Het gebruik van epidemiologische studies voor de biomonitoring van schadelijke stoffen

Het gebruik van epidemiologische studies voor de biomonitoring van schadelijke stoffen

Go to abstract

Samenvatting

Mensen staan bloot aan allerlei stoffen, ook via voedsel, die schadelijk kunnen zijn voor hun gezondheid. Om de gezondheidseffecten goed in te kunnen schatten, is het belangrijk te bepalen in hoeverre deze stoffen in het lichaam aanwezig zijn en in welke mate ze daar schade veroorzaken. Hierbij kan het helpen om concentraties van deze stoffen in lichaamsvloeistoffen en/of weefsels te meten (biomonitoring). Bij een voldoende grote groep kunnen deze concentraties worden gebruikt om de blootstelling aan deze stoffen te schatten. Bovendien kan biomonitoring, in combinatie met informatie die is verzameld in de epidemiologische studies, mogelijk aangeven welke groepen mensen een verhoogde kans op gezondheidsproblemen kunnen hebben door de blootstelling aan een bepaalde stof. In Nederland wordt een groot aantal epidemiologische studies uitgevoerd op het gebied van de volksgezondheid. Het bloed en de urine dat bij sommige studies wordt verzameld, kan mogelijk gebruikt worden voor toekomstige biomonitoring van schadelijke stoffen. Het RIVM heeft van vier studies onderzocht of ze geschikt zijn om de blootstelling aan schadelijke stoffen in bloed en/of urine (biomonitoring) te meten. Dat blijkt voor alle vier, in meer of mindere mate, het geval te zijn. Wel verschillen de eigenschappen van de studies waardoor niet alleen de stof maar ook de precieze vraagstelling van de toekomstige monitoringstudie bepaalt welke studie het meest geschikt is. Voor dit onderzoek is eerst bekeken aan welke eisen een stof moet voldoen om via biomonitoring gemeten te kunnen worden en welk biologisch materiaal hiervoor geschikt is. Voorts is beschreven aan welke eisen een epidemiologische studie zou moeten voldoen om in aanmerking te komen voor biomonitoringsdoeleinden. Daarna zijn belangrijkste kenmerken van vier Nederlandse epidemiologische studies geïnventariseerd. De vier studies zijn gekozen omdat het RIVM eenvoudig toegang heeft tot de gegevens.

Abstract

People are exposed to all kinds of substances, amongst others via food, which can be harmful to their health. To properly estimate the health effects, it is important to determine to what extent these substances are present in the body and to what extent they cause damage. In order to do so it may be helpful to measure concentrations of these substances in body fluids and/or tissues (biomonitoring). If the population is large enough, these concentrations can then be used to estimate the exposure to these substances. Moreover, biomonitoring, in combination with information collected in the epidemiological studies, may indicate which groups of people may have an increased risk of health problems due to the exposure to a specific substance.

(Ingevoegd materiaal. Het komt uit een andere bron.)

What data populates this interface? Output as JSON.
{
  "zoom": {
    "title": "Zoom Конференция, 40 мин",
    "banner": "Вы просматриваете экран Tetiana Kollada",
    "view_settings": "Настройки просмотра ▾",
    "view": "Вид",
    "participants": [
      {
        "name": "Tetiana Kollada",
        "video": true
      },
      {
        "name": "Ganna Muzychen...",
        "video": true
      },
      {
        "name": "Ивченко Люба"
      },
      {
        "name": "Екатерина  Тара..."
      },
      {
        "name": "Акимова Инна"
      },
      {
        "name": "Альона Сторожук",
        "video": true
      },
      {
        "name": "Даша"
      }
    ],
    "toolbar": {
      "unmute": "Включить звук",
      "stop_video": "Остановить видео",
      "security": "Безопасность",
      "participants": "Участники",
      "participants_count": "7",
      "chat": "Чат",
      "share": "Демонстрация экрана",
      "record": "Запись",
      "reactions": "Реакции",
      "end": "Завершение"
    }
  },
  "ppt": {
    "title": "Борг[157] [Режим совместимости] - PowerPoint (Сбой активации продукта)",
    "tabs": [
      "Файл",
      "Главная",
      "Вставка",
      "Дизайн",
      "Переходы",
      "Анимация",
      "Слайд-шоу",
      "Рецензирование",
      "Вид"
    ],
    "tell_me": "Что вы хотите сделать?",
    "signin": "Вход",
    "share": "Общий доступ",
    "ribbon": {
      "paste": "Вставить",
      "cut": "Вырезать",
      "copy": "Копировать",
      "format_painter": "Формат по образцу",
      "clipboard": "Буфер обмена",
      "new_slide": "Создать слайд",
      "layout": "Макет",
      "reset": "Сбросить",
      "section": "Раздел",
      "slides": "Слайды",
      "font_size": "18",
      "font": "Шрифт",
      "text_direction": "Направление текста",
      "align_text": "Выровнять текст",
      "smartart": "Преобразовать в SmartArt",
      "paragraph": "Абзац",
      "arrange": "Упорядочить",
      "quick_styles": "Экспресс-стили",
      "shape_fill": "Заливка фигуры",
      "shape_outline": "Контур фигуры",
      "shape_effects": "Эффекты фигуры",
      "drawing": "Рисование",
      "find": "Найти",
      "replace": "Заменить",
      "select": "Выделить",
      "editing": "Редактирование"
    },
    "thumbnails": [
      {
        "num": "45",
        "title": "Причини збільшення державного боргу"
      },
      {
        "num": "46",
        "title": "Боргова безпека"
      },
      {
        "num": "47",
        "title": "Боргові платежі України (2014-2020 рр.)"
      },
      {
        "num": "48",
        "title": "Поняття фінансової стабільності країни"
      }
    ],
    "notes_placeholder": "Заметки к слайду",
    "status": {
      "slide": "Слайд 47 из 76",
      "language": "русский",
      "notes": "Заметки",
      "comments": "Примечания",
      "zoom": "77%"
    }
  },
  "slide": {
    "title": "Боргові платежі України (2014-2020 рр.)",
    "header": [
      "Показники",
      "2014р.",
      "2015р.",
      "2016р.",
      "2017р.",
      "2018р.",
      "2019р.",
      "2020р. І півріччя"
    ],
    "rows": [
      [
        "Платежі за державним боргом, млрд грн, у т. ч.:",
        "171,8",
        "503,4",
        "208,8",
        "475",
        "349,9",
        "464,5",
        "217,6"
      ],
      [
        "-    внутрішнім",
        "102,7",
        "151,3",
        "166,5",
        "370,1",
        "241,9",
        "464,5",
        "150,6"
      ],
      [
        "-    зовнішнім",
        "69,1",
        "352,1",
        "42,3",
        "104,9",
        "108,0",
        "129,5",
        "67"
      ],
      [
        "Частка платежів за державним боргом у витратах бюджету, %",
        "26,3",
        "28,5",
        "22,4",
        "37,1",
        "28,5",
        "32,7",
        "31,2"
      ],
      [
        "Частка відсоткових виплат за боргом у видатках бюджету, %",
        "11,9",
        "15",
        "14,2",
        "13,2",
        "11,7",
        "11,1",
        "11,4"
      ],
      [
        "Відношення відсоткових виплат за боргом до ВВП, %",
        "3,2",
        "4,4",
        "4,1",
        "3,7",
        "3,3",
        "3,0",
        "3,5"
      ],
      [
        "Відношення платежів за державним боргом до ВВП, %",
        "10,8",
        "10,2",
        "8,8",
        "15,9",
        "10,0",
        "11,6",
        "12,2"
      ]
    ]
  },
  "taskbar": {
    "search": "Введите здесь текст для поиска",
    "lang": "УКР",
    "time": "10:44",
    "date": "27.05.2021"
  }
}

In the Netherlands a large number of epidemiological studies is conducted in the field of public health. The blood and urine collected in some studies may be used for future biomonitoring of harmful substances. The RIVM has examined four studies to determine whether they are suitable for measuring the exposure to harmful substances in blood and / or urine (biomonitoring). This appears to be the case for all four, to a greater or lesser extent. However, the characteristics of the studies differ, so that not only the substance but also the precise questions of the future monitoring study determine which study is most suitable.
For this research it is investigated what requirements a substance must meet in order to be measured via biomonitoring and which biological material is suitable for this. Furthermore, it is described which requirements an epidemiological study should meet in order to qualify for biomonitoring purposes. After that, the most important characteristics of four Dutch epidemiological studies were inventoried. The four studies were chosen because the RIVM has easy access to the data.